Using C-Arm X-ray images from marker insertion to confirm the gold fiducial marker identification in an MRI-only prostate radiotherapy workflow

Abstract

Prostate cancer radiotherapy workflows, solely based on magnetic resonance imaging (MRI), are now in clinical use. In these workflows, intraprostatic gold fiducial markers (GFM) show similar signal behavior as calcifications and bleeding in T2-weighted MRI-images. Accurate GFM identification in MRI-only radiotherapy workflows is therefore a major challenge. C-arm X-ray images (CkV-images), acquired at GFM implantation, could provide GFM position information and be used to confirm correct identification in T2-weighted MRI-images. This would require negligible GFM migration between implantation and MRI-imaging. Marker migration was therefore investigated. The aim of this study was to show the feasibility of using CkV-images to confirm GFM identification in an MRI-only prostate radiotherapy workflow. An anterior-posterior digitally reconstructed radiograph (DRR)-image and a mirrored posterior-anterior CkV-image were acquired two weeks apart for 16 patients in an MRI-only radiotherapy workflow. The DRR-image originated from synthetic CT-images (created from MRI-images). A common image geometry was defined between the DRR- and CkV-image for each patient. A rigid registration between the GFM center of mass (CoM) coordinates was performed and the distance between each of the GFM in the DRR- and registered CkV-image was calculated. The same methodology was used to assess GFM migration for 31 patients in a CT-based radiotherapy workflow. The distance calculated was considered a measure of GFM migration. A statistical test was performed to assess any difference between the cohorts. The mean absolute distance difference for the GFM CoM between the DRR- and CkV-image in the MRI-only cohort was 1.7 ± 1.4 mm. The mean GFM migration was 1.2 ± 0.7 mm.
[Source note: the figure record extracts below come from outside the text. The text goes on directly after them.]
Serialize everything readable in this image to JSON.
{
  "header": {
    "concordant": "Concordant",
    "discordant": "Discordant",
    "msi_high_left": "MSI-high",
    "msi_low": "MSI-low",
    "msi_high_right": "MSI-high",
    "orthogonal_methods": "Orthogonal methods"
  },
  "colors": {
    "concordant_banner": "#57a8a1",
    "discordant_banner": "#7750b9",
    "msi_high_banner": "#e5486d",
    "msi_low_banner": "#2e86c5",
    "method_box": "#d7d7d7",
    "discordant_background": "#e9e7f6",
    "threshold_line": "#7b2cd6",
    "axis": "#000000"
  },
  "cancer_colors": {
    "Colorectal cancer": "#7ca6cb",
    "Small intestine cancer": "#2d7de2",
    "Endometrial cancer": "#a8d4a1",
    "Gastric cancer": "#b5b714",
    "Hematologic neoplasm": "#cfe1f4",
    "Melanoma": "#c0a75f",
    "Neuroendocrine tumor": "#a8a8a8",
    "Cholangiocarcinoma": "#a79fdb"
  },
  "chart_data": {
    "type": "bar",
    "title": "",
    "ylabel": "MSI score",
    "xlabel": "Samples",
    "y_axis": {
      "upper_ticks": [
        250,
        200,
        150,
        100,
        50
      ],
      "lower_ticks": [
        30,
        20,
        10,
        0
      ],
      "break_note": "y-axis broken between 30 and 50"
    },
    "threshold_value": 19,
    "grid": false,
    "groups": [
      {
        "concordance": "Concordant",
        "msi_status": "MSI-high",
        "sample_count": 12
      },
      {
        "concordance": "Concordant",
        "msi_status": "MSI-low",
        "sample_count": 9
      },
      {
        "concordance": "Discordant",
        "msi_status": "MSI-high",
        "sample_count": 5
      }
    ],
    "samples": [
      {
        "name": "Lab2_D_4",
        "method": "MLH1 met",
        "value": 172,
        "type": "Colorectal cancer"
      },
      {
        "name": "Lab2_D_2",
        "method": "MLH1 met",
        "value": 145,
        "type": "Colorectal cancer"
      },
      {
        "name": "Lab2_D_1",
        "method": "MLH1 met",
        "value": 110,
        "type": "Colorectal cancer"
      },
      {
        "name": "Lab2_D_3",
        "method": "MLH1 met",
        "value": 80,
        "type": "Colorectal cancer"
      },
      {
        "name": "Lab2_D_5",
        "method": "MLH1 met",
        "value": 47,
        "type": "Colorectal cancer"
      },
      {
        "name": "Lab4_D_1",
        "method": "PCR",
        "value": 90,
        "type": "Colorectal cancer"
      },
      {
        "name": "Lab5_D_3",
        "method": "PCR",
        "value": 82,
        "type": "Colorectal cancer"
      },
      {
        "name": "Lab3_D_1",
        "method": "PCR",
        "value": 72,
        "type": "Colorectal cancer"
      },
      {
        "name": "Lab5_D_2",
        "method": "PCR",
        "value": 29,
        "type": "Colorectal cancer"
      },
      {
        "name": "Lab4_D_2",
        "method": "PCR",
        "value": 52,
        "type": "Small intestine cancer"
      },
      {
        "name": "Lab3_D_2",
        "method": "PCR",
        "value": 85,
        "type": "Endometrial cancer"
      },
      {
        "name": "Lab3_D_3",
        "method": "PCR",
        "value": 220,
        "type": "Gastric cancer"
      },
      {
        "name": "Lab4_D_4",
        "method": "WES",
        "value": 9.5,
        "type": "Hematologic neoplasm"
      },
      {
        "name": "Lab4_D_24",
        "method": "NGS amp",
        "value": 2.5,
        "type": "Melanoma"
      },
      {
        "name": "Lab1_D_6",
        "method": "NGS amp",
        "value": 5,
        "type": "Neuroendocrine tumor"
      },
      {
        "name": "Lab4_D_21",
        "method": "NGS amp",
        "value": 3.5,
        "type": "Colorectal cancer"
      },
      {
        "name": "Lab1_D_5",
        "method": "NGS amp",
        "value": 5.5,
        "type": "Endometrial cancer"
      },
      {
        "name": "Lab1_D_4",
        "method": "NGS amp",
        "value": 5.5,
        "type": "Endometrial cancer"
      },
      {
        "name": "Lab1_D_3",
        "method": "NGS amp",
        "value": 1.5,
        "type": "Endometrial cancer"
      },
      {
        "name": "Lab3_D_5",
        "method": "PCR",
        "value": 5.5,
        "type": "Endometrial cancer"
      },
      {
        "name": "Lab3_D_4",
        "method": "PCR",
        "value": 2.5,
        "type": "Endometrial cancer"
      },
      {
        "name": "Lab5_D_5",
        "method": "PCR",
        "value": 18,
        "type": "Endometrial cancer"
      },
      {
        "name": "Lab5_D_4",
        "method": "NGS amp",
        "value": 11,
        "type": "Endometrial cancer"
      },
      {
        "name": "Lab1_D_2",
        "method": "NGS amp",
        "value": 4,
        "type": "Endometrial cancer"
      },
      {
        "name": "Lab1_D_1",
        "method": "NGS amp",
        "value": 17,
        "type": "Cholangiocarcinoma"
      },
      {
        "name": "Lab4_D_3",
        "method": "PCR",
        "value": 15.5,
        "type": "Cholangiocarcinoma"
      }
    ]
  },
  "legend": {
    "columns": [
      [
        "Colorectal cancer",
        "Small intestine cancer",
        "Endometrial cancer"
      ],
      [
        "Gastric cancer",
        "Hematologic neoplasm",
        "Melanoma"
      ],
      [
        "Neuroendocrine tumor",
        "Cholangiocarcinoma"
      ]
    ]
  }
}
No significant difference between the measured total distances of the two cohorts could be detected (P = 0.37). This demonstrated that, a C-Arm X-ray image acquired from the GFM implantation procedure could be used to confirm GFM identification from MRI-images. GFM migration was present but did not constitute a problem.

Keywords: MRI-only prostate; MRI-only radiotherapy; gold fiducial markers; synthetic CT.

Figure 1

C‐arm X‐ray patient positioning. The patient (c) was placed in a lithotomy position during the transperineal ultrasound (f) guided implantation of the GFM. The legs were fixated using a leg support (d). The C‐Arm X‐ray system (a), with the X‐ray detector (e), was placed in a zero degree angle with respect to the patient table (b) to acquire a posterior‐anterior X‐ray for a successful GFM implantation verification.

Figure 2

DRR‐ and CkV‐image. Anterior‐posterior DRR‐image generated from sCT with burned in synthetic markers (a), mirrored posterior‐anterior CkV‐image acquired in connection to GFM implantation (b). The CkV‐image scaling was performed by measuring a horizontal distance from left to right over the pubic symphysis in the DRR‐ and CkV‐image (line in a and b). After the CkV‐image was rescaled to the geometry of the DRR, it was manually registered (translation only) using the GFM as a visual aid and overlaid (c).

Figure 3

Workflow for the proposed method (a) sCTDRR‐ and CkV‐image was acquired, (b) the CkV‐image was rescaled to the image resolution of the sCTDRR‐image, (c) the rescaled CkV‐image was visually and manually overlaid onto the sCTDRR‐image and a rectangular ROI around the GFM was defined and used as an image mask, (d_1‐2) the masked sCTDRR‐image was binarized using a threshold chosen to suppress non‐GFM objects, (e_1‐2) the masked scaled CkV‐image was normalized, inverted and binarized using Otsu's segmentation method,25 (d₃) and (e₃) the 2‐D connected components in the binarized sCTDRR‐ and CkV‐image were identified, a discrimination of the identified connected components was performed and the CoM of the GFM was determined, (f) the GFM CoM coordinates in the sCTDRR‐ and CkV‐image defined two point clouds, (g) a rigid transformation between the point clouds was calculated, (h) the distances between each GFM in the registered point clouds were calculated. The same workflow (a‐h) was applied to CTDRR to assess GFM migration.